Mode et beauté Faite maison - si l’on ose se lancer - ou en salon - si l’on ne veut pas s’y risquer -, elle offre une alternative aux produits chimiques.Expérimentation Laurence Dardenne

DE L’ÉCORCE DE CANNELLE pour un léger effet éclaircissant et pour favoriser la pousse des cheveux; de la racine de garance pour une coloration rouge acajou à brun; de la feuille de henné naturel pour les tons roux et auburn mais aussi pour prolonger la tenue des autres colorants végétaux; des grains de café pour obtenir du brun foncé lorsque mélangé à d’autres plantes et pour un effet lustrant; ou encore de la fleur de camomille allemande pour un jaune doré mais aussi pour assouplir les cheveux. Différent du curcuma pour un jaune d’or ou orangé, avec d’autres plantes colorantes, ou du jaune poussin, utilisé seul !

Pour se lancer dans une coloration végétale maison, sans doute faut-il avoir, avant même les ingrédients, une bonne dose d’audace. C’est pourtant ce que vous proposent les auteurs de "J’embellis mes cheveux au naturel", Sylvie Hampikian, experte en pharmacotoxicologie, et Alexandra Perrogon, passionnée par les soins capillaires naturels (*).

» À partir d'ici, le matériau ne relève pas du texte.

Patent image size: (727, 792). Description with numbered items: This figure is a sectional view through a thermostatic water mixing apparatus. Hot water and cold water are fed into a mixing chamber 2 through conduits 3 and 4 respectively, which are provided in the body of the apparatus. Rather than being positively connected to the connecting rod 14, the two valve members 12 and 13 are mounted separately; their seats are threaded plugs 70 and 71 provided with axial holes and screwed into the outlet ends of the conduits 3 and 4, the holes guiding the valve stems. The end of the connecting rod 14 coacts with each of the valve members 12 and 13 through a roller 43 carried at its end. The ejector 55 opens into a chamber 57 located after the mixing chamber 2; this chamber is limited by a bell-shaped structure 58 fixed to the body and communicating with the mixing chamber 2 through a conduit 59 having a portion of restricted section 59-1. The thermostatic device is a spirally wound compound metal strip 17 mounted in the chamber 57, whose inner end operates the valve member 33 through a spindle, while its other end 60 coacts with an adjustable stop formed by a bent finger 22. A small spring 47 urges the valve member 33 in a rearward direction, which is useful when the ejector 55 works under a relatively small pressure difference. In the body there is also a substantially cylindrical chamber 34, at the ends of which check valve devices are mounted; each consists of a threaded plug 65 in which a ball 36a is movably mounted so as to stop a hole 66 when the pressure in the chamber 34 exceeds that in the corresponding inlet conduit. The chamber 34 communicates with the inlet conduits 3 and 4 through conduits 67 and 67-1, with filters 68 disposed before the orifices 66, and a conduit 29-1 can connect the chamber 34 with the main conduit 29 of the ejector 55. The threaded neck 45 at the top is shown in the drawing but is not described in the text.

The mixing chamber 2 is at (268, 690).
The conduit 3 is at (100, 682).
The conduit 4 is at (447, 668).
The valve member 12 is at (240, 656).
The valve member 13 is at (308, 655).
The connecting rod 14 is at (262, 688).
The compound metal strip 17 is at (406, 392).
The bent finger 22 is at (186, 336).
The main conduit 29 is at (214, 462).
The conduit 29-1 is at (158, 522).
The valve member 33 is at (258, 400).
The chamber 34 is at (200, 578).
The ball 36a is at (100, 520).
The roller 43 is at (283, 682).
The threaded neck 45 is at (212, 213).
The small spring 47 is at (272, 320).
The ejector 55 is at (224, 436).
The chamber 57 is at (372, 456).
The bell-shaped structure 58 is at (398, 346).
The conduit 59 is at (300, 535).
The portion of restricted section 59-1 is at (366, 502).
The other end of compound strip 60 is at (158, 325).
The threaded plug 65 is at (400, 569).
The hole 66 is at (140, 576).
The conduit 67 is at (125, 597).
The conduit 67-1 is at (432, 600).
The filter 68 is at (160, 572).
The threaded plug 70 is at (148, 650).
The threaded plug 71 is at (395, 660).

Pour cela, il "suffit de" suivre les bons conseils d’Alexandra. Dont : bien mélanger les poudres avec un fouet avant d’ajouter l’eau. Pour certaines formules, on remplacera l’eau par une infusion ou une décoction de plantes à la même température; cela apporte encore plus de brillance et de reflets. Ou encore, pour réussir les colorations contenant 40 g ou plus d’indigo, on pensera à ajouter du sel fin de cuisine ou du bicarbonate de soude car l’indigo se fixe mieux en milieu alcalin.

Quant à maîtriser la couleur, "ne vous découragez surtout pas après votre premier essai, avertit Alexandra, c’est souvent à partir de la troisième application que l’on obtient la couleur souhaitée. Ensuite, les résultats sont stables et durables."

On y apprend encore qu’avant toute application de couleur végétale, il est conseillé de faire suivre le shampooing d’un masque à l’argile ou au rhassoul. Afin de reminéraliser le cheveu, le purifier, améliorer la prise de la couleur et apporter de la brillance.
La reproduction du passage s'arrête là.